Não é “uma das” crises, mas sim a maior crise. E não, ela ainda não acabou

Thiago Salomão

Por Thiago Salomão

19 May 2025 10h56 - atualizado em 19 May 2025 10h56

Faz tempo que eu acompanho o mercado financeiro bem de perto. Eu comecei no mercado em 2009, mas foi em 2016 que comecei a conversar semanalmente com, no mínimo, um grande gestor de fundos.
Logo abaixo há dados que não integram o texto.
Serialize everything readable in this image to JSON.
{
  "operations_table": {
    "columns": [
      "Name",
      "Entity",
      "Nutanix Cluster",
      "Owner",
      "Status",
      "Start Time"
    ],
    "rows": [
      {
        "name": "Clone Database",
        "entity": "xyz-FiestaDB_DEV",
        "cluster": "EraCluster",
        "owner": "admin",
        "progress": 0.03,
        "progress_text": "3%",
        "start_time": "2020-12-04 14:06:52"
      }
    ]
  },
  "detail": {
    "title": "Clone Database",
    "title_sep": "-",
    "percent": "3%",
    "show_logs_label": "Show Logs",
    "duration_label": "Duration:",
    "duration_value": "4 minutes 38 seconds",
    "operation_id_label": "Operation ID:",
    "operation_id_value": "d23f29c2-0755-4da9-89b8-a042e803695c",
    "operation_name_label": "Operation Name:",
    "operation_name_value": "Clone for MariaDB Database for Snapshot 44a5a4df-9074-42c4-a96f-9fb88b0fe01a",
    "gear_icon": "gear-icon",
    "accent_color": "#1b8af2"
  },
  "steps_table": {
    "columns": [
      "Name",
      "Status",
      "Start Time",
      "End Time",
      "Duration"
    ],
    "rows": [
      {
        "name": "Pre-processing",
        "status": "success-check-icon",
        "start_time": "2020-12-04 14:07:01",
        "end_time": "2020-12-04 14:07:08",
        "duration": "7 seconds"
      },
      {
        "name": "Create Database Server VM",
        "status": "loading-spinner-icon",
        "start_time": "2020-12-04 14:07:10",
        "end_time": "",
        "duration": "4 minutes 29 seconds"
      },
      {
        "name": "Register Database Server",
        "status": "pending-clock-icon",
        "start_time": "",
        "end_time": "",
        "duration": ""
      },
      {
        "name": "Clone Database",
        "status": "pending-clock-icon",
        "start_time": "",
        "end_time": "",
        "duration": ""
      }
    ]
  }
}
Já vi e ouvi muitas histórias, desde aquelas mais “publicáveis” até as que ficam só nos bastidores.

Mas nunca – nunca mesmo – vi algo parecido com o que estamos vendo agora na indústria de fundos. 

Foi justamente isso que abordamos por mais de 1 hora no episódio #217 do Market Makers. Conversei com Samuel Ponsoni, fundador da consultoria Outliers Advisory. Foi uma conversa bem transparente e sem rabo preso, cuja conclusão foi: estamos vivendo a maior crise da indústria de fundos do Brasil

Não é “uma das” crises, mas sim a maior crise. E não, ela ainda não acabou.

Tivemos a prova inclusive no período entre a gravação do episódio e sua publicação: duas grandes gestoras brasileiras anunciaram que não farão mais gestão de recursos para terceiros: a Miles Capital, que tinha 8 anos de vida, e a GAP Asset, que tinha nada menos que 28 anos de história.

Mas afinal, o que está acontecendo com a indústria de fundos do Brasil?

A CompoundLetter de hoje fará um resumo dessa história:

O início: por que a indústria de fundos cresceu tanto

Em 2016, foi plantada a semente do que seria o grande crescimento dos fundos: o impeachment da Dilma deu início a um ciclo virtuoso de queda de juros e alta da bolsa, estimulando o investimento em renda variável.

Somado a isso, o movimento de “financial deepening” liderado na época pela XP Investimentos fez com que o investidor “do varejão” tivesse acesso a produtos que antes só os endinheirados conseguiam, entre eles os fundos de investimentos de grandes gestores.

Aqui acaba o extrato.